The discourse also touched the enduring India-Korea camaraderie, especially in the context of celebrating anniversaries of Indian independence and India-Korea friendship. The primary agenda steers towards nurturing technological collaborations and potentially forging joint ventures in India, thereby unlocking doors for partnerships and business interactions in both nations.
Dr. Agarwal also highlighted the appeal that the Korean market, extending its wings to the broader oriental region including Vietnam, Indonesia, Japan, and parts of Malaysia, holds for several Indian FinTech, cybersecurity, and AI enterprises. He lauded Seoul's startup-friendly ambiance, drawing parallels with New York.
Addressing the established networks Korean firms have with entities in Silicon Valley and Israeli companies, Dr. Agarwal acknowledged that the Indian ecosystem is relatively nascent to Korean startups.
Initiatives are underway to bridge this divide, with the inaugural batch of incubation companies having touched down in India. They have been accorded soft launch opportunities to kickstart their ventures in India, supplemented with assistance in securing space, residency, and legal and banking support.

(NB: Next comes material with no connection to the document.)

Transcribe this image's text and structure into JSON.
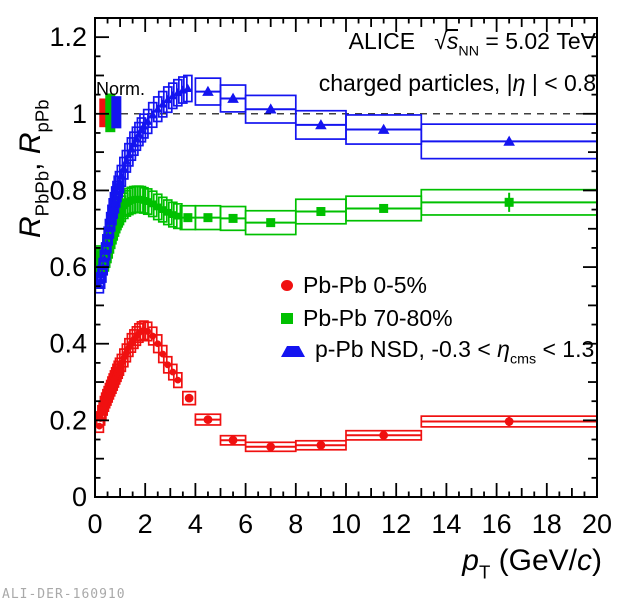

“The primary objective is to foster technological collaboration and possibly form joint ventures (JVs) in India,” Dr. Agarwal said, emphasising the ongoing efforts to delve into more exhaustive discussions and advocating for extended business engagements between Indo-Korean entities.
He cited India's demographic edge as a lucrative market for business ventures, urging the Korean startups to explore long terms partnership with Indian firms.